Please don’t think I’m downplaying or dismissing the journalism here, or in any of the aforementioned political matters. The fact that we are still chasing these stories means that we do care. That there are still people interested in showing us how far we’ve strayed. While Gruden may be the only one surprised by the results of his lawsuit, there is still value in having the process play out to a crowd of trained cynics.

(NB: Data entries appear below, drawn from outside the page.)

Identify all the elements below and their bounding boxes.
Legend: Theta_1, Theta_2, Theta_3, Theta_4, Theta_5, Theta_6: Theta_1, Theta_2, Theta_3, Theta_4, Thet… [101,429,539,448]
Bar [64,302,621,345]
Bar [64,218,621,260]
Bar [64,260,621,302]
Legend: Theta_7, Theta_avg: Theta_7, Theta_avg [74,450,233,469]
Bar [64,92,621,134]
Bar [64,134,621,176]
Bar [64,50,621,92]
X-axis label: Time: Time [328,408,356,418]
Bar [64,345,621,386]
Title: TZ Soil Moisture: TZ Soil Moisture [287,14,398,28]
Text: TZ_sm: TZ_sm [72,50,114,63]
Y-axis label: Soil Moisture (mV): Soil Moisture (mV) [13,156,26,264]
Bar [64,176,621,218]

We’ve made our case, time and time again, on the NFL becoming far too big for its own good. We’ve made the analogies, be it the Titanic or the escape shuttle from Don’t Look Up hurtling through space into unknown territory. In almost every office, behind almost every hand on a lever of control somewhere exists a brain heavily skewed by financial goals, personal vendettas or power grabs.
How funny is it that the NFL has embodied this so purely that we can’t quite yet ascertain which person decided to clip a football coach and forever banish him from the very activity that has gotten him up in the morning for the better part of four decades?
One could argue that this makes the NFL no different from our political system, or the power dynamics of your mid-sized accounting firm and that we all wake up the next morning no worse for the wear. The idealist in all of us would love for football to once again represent the true meritocracy in life that we all seem to crave, but this report is just another reminder of how removed we are from our hopes and dreams.
Talk to people close to Gruden, and it’s clear he feels like he was shot in the back, that his emails were used as a chess piece in a game that had very little to do with the contents of his messages. Any survivor would deserve to know the who and the why. Closure, while eye-opening, can also bring with it a measure of peace.
Conflicting that peace, of course, is the idea that it could have been anyone. That it could have been so many people. That we are dealing with a power structure capable of producing such consistent mania in the first place.